Resolução BCB nº 9
Resumo: A Resolução BCB n° 9, editada em 12/8/2020 e atualizada pelas Resoluções BCB nº 367 (2024) e nº 553 (2026), consolida os critérios para reconhecimento, ...
Sumário Executivo
A Resolução BCB n° 9, de 12 de agosto de 2020, tem por objeto consolidar os critérios para reconhecimento, mensuração e divulgação de provisões, de contingências passivas e de contingências ativas no sistema financeiro nacional. Editada inicialmente para abranger apenas as instituições de pagamento e as administradoras de consórcio, a norma foi significativamente ampliada pela Resolução BCB nº 367, de 25/1/2024, com vigência a partir de 1º/3/2024, que estendeu sua aplicação às sociedades corretoras de títulos e valores mobiliários, sociedades distribuidoras de títulos e valores mobiliários e sociedades corretoras de câmbio autorizadas a funcionar pelo Banco Central do Brasil. Posteriormente, a Resolução BCB nº 553, de 3/3/2026, refinou o escopo normativo ao vinculá-lo às instituições obrigadas a utilizar o Padrão Contábil das Instituições Reguladas pelo Banco Central do Brasil – Cosif, nos termos do art. 1º da Resolução BCB nº 92, de 6 de maio de 2021, revogando os incisos anteriores que listavam categorias específicas de instituições. A norma fundamenta-se nos arts. 6º e 7º, inciso III, da Lei nº 11.795, de 8 de outubro de 2008, e nos arts. 9º, inciso II, e 15 da Lei nº 12.865, de 9 de outubro de 2013, refletindo a necessidade de harmonização contábil prudencial entre as entidades reguladas. A Circular nº 3.484, de 2 de fevereiro de 2010, que tratava de matéria correlata, foi expressamente revogada pela norma, indicando uma substituição normativa que unifica e simplifica os critérios contábeis aplicáveis ao setor. A publicação da norma no DOU ocorreu em 14/8/2020, na Seção 1, página 39, e sua versão vigente encontra-se atualizada até 5/3/2026, demonstrando a evolução contínua do arcabouço regulatório contábil-bancário brasileiro.
Impacto Sistêmico
MÉDIO
O impacto é considerado MÉDIO porque a norma consolida critérios contábeis já estabelecidos pelo Pronunciamento Técnico CPC 25, que é amplamente conhecido no mercado. Contudo, a expansão progressiva do escopo — primeiro com a Resolução BCB nº 367 e depois com a Resolução BCB nº 553 — exigiu adaptações operacionais e de sistemas em um número maior de instituições, incluindo corretoras, distribuidoras e casas de câmbio, que antes não estavam diretamente abrangidas. A necessidade de adequação dos processos de reconhecimento e mensuração de provisões e contingências, aliada ao prazo de manutenção documental de cinco anos, gera demanda significativa de compliance, embora não represente mudança estrutural profunda nos modelos de negócio.
Base Normativa
Norma: Resolução BCB nº 9, de 12 de agosto de 2020, publicada no DOU em 14/8/2020, Seção 1, p. 39. Versão vigente atualizada em 5/3/2026.

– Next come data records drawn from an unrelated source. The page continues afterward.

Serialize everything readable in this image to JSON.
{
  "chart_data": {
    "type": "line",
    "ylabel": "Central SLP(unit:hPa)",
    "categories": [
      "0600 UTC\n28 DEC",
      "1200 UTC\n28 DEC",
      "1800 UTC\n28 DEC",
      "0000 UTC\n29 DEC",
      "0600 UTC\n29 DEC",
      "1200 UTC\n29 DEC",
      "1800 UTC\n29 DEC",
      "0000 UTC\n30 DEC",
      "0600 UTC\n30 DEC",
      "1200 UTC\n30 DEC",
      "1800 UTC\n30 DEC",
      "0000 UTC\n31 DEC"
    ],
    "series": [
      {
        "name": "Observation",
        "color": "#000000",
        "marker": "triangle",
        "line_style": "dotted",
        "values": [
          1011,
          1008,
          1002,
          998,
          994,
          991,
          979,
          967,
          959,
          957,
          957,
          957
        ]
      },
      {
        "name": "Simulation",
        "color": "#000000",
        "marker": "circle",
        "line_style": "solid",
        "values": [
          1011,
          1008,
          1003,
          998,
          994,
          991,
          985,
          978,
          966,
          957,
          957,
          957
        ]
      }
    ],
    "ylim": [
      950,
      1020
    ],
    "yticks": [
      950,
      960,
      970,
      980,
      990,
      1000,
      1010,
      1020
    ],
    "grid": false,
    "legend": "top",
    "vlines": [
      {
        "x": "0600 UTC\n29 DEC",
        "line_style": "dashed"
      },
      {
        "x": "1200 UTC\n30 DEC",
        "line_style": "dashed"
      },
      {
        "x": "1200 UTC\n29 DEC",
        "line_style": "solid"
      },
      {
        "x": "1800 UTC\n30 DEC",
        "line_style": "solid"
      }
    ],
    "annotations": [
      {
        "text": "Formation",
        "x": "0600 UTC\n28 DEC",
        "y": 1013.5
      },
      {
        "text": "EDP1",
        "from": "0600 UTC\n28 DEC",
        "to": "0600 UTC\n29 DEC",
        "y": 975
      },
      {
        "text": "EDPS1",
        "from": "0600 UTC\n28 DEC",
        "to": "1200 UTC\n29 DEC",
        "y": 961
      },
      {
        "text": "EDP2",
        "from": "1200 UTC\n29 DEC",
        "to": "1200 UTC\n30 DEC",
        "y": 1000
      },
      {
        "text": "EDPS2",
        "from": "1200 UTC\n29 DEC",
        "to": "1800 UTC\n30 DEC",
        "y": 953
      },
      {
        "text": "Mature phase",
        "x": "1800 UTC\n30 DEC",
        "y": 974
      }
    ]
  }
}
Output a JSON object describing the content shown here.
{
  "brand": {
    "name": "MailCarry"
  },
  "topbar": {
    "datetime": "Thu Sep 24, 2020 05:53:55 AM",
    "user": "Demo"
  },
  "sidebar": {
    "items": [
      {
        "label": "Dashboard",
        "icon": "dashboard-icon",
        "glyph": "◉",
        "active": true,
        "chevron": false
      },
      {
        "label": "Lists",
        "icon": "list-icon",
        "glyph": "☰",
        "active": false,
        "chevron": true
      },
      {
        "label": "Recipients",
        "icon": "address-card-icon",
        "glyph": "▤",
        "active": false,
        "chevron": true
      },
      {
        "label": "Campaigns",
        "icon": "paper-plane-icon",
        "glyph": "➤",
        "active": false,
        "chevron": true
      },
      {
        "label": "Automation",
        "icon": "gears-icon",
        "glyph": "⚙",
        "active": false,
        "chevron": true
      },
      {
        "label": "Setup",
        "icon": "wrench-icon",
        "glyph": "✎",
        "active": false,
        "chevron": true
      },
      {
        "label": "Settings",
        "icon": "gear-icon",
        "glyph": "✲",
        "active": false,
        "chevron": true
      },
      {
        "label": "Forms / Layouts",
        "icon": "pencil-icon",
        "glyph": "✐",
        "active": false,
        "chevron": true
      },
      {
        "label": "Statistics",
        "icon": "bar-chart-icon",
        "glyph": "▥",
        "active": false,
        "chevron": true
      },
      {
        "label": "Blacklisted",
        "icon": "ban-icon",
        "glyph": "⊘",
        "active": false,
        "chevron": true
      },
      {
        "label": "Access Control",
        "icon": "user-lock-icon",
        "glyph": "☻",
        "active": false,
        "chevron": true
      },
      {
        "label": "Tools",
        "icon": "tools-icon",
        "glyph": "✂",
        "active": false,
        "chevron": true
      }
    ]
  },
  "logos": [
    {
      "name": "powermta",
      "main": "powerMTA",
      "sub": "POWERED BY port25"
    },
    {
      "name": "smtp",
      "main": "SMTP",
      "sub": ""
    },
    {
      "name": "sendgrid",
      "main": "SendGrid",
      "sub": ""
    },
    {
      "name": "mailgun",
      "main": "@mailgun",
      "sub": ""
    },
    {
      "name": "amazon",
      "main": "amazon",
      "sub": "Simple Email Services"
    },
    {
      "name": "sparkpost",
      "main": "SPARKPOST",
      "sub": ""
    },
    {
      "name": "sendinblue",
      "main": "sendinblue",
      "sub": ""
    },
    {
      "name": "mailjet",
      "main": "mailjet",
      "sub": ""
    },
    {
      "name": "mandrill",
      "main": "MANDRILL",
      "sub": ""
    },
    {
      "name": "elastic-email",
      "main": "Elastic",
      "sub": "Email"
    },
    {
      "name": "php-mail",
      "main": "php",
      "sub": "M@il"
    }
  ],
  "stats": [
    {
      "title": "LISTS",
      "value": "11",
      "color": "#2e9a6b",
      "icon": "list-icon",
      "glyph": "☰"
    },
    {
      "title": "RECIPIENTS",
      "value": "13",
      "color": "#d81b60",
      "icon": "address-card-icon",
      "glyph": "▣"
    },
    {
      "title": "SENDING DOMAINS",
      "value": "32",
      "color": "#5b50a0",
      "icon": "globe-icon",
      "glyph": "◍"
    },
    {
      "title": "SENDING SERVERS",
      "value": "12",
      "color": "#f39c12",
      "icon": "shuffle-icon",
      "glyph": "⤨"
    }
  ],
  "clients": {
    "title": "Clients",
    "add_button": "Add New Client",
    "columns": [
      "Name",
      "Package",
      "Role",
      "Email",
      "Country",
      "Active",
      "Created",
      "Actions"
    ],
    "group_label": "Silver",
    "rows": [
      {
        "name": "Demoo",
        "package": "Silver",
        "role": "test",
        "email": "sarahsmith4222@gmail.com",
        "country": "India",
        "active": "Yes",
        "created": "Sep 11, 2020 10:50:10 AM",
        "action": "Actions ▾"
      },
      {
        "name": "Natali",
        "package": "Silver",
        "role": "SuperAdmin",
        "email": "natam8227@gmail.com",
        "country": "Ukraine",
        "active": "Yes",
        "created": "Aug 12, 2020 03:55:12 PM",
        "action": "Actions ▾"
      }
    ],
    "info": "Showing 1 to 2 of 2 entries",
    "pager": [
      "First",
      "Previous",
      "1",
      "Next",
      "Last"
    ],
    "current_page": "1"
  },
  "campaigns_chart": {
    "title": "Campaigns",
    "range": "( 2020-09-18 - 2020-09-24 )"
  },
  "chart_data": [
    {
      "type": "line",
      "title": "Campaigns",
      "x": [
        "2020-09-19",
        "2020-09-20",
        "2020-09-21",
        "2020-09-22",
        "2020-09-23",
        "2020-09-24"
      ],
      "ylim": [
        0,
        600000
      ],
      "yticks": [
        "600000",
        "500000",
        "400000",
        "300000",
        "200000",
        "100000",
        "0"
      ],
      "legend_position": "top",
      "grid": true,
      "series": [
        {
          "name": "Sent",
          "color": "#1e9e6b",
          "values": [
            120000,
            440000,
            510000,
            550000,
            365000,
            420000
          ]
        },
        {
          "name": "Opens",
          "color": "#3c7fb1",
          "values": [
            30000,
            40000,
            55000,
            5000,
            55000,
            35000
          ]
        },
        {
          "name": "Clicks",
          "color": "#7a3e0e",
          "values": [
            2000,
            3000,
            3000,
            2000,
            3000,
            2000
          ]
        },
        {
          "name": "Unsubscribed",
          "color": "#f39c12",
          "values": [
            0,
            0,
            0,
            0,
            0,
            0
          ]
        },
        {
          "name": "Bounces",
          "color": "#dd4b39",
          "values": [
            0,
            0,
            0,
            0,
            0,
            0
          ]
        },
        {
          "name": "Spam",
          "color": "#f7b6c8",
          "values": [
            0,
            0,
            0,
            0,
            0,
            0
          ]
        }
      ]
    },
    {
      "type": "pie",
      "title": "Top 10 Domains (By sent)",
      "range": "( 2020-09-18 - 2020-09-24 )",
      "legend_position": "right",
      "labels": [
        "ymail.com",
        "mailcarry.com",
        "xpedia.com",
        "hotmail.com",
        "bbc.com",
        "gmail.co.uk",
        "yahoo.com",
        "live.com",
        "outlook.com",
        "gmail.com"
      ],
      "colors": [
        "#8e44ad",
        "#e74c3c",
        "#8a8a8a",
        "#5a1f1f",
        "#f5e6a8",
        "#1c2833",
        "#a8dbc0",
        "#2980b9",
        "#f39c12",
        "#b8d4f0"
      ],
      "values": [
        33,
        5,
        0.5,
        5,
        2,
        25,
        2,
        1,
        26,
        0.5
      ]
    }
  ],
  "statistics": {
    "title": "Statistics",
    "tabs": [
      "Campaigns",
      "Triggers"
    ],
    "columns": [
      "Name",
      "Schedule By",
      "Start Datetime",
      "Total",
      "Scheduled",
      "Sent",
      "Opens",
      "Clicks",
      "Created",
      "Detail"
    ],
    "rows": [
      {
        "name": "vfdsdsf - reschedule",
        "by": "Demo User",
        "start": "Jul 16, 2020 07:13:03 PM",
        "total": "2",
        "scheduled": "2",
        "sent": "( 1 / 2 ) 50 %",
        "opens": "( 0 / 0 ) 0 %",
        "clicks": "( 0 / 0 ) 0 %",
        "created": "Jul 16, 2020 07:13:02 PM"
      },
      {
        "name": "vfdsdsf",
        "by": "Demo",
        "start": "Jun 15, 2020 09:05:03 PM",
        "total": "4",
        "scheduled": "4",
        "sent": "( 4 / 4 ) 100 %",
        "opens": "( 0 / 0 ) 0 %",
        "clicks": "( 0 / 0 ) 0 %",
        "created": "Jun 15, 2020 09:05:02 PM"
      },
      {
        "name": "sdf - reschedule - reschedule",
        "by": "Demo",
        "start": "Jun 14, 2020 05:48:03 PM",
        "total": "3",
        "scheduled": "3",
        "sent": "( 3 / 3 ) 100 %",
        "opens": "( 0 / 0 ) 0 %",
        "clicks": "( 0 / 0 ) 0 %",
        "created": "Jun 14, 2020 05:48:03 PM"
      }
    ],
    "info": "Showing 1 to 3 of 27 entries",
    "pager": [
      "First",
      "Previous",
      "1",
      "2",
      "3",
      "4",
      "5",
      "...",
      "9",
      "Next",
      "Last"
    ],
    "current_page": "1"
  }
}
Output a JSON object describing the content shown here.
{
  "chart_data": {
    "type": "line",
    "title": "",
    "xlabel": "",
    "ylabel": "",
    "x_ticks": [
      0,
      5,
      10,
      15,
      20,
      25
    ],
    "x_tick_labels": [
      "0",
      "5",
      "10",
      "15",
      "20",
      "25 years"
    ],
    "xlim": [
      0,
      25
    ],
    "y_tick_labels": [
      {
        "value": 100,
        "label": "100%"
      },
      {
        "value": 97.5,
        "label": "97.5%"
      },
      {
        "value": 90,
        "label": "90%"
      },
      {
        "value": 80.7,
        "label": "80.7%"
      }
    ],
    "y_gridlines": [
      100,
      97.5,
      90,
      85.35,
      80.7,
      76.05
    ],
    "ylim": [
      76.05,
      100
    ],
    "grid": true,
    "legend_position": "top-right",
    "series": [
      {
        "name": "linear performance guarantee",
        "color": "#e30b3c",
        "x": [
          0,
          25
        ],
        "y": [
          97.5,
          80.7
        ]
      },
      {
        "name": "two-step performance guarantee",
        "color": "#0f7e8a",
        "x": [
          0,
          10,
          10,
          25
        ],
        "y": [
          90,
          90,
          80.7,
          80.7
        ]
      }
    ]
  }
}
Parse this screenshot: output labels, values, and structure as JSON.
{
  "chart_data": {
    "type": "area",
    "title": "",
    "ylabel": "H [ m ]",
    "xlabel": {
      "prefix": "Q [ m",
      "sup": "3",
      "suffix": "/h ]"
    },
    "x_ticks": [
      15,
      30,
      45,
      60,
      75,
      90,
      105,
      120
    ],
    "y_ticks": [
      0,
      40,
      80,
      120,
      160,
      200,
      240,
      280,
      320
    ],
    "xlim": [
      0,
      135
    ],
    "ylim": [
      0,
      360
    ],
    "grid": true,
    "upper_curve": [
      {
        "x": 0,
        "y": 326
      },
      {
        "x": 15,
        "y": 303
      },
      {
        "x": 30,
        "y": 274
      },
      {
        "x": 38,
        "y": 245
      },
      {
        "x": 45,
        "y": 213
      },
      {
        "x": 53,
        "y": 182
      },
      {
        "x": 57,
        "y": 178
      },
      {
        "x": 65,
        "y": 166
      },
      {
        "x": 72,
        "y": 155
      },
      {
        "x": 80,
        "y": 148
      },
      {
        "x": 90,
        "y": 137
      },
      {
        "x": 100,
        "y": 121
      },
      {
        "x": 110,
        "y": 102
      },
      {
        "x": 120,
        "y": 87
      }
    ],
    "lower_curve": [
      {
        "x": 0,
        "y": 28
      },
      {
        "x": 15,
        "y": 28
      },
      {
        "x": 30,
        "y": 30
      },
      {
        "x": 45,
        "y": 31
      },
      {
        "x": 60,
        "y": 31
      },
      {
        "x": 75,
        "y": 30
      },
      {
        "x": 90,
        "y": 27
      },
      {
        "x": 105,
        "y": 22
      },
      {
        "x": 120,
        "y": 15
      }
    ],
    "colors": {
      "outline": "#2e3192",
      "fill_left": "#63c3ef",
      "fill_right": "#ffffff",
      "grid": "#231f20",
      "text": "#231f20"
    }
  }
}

Alterações: A norma sofreu as seguintes alterações: (1) Resolução BCB nº 367, de 25/1/2024, com vigência a partir de 1º/3/2024, que ampliou o escopo para incluir sociedades corretoras de títulos e valores mobiliários, sociedades distribuidoras de títulos e valores mobiliários e sociedades corretoras de câmbio, além de alterar a redação do art. 1º e do § 2º; (2) Resolução BCB nº 553, de 3/3/2026, que vinculou o escopo às instituições obrigadas a utilizar o Cosif nos termos da Resolução BCB nº 92, de 6/5/2021, revogando os incisos I a V do art. 1º e ajustando a redação do § 2º. A Circular nº 3.484, de 2/2/2010, foi revogada pelo art. 4º da norma original.
Motivação: A motivação regulatória reside na necessidade de uniformizar os critérios de reconhecimento, mensuração e divulgação de provisões e contingências entre todas as instituições autorizadas a funcionar pelo Banco Central do Brasil, garantindo a transparência e a solidez do sistema financeiro nacional. No cenário macroeconômico e prudencial, a norma busca assegurar que as instituições mantenham provisões adequadas para fazer face a riscos contingenciados, protegendo a estabilidade financeira do sistema e os interesses dos depositantes, investidores e do próprio Banco Central na supervisão do Sistema Financeiro Nacional.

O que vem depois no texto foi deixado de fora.